Avec la choucroute, la tradition se met à toutes les sauces
La récolte du chou et sa transformation en choucroute battent leur plein en Alsace. Cru ou cuit, le mets emblématique de la région se réinvente pour coller à la fois aux changements climatique et de mode gustative.
Ah, la choucroute. Son chou, ses patates et son avalanche de charcuteries. « Got verdammi noch e mol ! » (Dieu soit damné, en alsacien), attention à ne pas parler la bouche pleine, cela vous évitera de dire des bêtises ! Ne confondez pas la choucroute garnie avec son ingrédient principal, le chou lacto-fermenté - la véritable choucroute, que l’on consomme cuite ou crue. La récolte du légume bat actuellement son plein et 2024 ne devrait pas être un mauvais millésime.
« Après plusieurs années d’aléas climatiques, nous sommes revenus cette année à une production à peu près normale, de 85 tonnes par hectare en moyenne. Face au dérèglement climatique, la technique prend de plus en plus de place dans la filière », souligne Sébastien Muller, producteur de chou et choucroutier, dirigeant de la maison Le Pic à Meistratzheim et président de l’Association de valorisation de la choucroute d’Alsace (AVCA).
Spaghetti alsacien
Pour accompagner ses membres, l’ACVA a fait appel à l’association Planète légumes, fleurs et plantes. Tout au long du processus cultural, ses experts expérimentent et développent des innovations, dans le domaine de la gestion de l’eau par exemple, écartent les variétés de chou anciennes inadaptées et sélectionnent celles qui vont les remplacer.

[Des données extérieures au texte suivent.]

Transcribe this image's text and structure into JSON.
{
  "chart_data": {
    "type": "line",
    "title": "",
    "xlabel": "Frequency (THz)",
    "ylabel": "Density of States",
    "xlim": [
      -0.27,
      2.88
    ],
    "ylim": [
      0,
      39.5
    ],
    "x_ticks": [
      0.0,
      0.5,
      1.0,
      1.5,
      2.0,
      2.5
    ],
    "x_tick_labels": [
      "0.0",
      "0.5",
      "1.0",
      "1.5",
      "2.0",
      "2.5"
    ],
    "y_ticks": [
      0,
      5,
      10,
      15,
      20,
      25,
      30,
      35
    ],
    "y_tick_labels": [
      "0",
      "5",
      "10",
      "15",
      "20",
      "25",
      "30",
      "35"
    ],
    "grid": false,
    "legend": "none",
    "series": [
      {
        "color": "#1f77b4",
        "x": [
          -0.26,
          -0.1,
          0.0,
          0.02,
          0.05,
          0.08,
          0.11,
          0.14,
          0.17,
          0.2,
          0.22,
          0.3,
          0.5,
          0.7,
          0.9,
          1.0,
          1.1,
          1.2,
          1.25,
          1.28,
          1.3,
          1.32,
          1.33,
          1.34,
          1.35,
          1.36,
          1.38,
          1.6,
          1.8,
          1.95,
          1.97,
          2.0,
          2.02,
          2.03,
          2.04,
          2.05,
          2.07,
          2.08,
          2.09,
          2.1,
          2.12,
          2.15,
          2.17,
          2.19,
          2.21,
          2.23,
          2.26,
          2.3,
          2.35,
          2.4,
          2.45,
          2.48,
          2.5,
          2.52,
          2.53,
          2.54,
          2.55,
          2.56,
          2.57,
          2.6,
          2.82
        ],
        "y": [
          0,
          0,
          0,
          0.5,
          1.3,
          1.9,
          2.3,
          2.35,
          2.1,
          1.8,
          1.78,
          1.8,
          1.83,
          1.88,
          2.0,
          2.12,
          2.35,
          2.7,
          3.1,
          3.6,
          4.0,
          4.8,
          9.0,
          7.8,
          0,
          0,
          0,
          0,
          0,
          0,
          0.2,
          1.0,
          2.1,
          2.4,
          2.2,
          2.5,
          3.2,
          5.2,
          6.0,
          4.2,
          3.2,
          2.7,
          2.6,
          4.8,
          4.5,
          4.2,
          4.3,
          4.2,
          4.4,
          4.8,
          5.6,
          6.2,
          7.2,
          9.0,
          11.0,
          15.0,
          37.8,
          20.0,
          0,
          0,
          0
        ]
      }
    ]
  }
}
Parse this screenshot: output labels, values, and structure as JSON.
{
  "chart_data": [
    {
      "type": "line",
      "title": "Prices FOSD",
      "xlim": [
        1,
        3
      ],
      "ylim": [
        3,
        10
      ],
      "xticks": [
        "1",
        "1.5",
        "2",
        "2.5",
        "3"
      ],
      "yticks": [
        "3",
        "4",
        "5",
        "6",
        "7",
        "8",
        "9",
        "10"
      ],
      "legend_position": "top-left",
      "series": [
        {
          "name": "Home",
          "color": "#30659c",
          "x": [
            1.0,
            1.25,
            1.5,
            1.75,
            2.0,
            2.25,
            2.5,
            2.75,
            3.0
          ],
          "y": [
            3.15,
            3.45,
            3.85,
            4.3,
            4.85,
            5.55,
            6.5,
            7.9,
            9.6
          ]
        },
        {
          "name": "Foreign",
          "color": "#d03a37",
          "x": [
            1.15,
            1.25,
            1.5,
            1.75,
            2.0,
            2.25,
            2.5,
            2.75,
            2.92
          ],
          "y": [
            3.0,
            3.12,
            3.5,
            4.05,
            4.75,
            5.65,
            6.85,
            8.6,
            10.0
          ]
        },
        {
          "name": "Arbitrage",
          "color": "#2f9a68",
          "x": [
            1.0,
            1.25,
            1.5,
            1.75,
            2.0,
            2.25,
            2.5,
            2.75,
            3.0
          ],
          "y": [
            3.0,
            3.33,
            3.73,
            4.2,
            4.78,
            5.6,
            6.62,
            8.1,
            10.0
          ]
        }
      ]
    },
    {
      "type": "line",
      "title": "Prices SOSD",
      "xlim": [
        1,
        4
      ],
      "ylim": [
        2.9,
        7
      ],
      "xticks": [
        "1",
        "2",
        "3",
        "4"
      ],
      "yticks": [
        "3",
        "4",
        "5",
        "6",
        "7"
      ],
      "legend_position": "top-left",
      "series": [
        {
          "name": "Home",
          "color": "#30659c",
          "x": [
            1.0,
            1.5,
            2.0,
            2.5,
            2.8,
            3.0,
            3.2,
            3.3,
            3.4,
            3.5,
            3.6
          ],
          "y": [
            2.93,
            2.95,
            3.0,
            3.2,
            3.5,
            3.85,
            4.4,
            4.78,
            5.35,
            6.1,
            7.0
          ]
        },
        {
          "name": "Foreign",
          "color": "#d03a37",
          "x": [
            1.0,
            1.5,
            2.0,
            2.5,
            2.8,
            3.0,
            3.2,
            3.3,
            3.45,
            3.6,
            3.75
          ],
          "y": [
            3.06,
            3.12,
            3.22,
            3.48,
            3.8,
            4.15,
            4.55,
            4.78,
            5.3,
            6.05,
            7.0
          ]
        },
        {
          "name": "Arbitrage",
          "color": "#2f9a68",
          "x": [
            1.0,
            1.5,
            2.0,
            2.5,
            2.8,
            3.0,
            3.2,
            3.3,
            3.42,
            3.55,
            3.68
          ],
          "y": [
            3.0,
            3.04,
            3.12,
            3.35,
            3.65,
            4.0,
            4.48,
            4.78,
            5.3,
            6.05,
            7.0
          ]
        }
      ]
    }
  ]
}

Pour mieux valoriser le « spaghetti de légume alsacien », selon la formule de Sébastien Muller, en 2018 l’AVCA a obtenu la création de l’Indication géographique protégée (IGP) « Choucroute d’Alsace ». Le label, en même temps qu’il reconnaît un savoir-faire traditionnel attaché à un territoire, fixe un cahier des charges rigoureux englobant toutes les étapes de la production, depuis l’analyse de la qualité des sols, en passant par la taille des choux et jusqu’à la longueur des lanières de choucroute.
La préparation lacto-fermentée originaire de Chine garnit les tables du monde germanique en abondance depuis au moins le Moyen Âge. Actuellement, les 500 à 600 hectares de chou cultivés en Alsace produisent 70 % de la choucroute française. « L’objectif de l’AVCA était de rassembler davantage de producteurs, d’augmenter les surfaces de production pour doubler les ventes d’ici à 2030, mais aussi de mieux communiquer », résume Sébastien Muller.
En salade et en tapas
Les 49 producteurs et huit choucroutiers estampillés IGP fabriquent à l’heure actuelle 5 % de la choucroute alsacienne. Depuis le début des années 2000, les effectifs de l’association ont doublé. Et dans un contexte où « la consommation de choucroute cuite est stable - 70 à 80% des ventes de l’IGP -, celle de choucroute crue progresse bien », note Sébastien Muller.
Car le produit cru a toutes les raisons de s’épanouir dans les assiettes sous nos latitudes de moins en moins éprouvées par la froide saison, assure l’Alsacien : « La choucroute coche toutes les cases. Elle est à la fois saine et hyper-diététique et on peut l’utiliser partout, en toute saison. En été, on la retrouve sous forme de salade ou en snacking, où elle garnit les sandwichs. Outre les plats typiques des winstub (brasserie traditionnelle), elle est déclinée en tapas-bistronomie comme à la brasserie Chère Amie à Strasbourg, elle accompagne les filets de bœuf à l’Hôtellerie des châteaux à Ottrott et le restaurant gastronomique Le Crocodile la décline par exemple en amuse bouche. » La choucroute bénéficie d’ailleurs d’une route gourmande dédiée, depuis les années 1980, dans la région.
Une première au Salon de l’agriculture 2025
En Allemagne voisine aussi, on consomme de la choucroute. « Mais ce n’est pas le même produit ni la même application. Elle est un peu plus sucrée et jaunâtre, et elle n’est par exemple pas consommée en choucroute garnie. Le lien culturel est aussi important avec la Belgique, où la choucroute d’Alsace est plébiscitée », souligne Sébastien Muller.
La saga du mets alsacien a même conquis la capitale française. En 2025, grâce à l’AVCA, la choucroute sera le premier légume à avoir son propre Concours général agricole au très couru Salon international de l’agriculture de Paris – une institution dans l’Hexagone.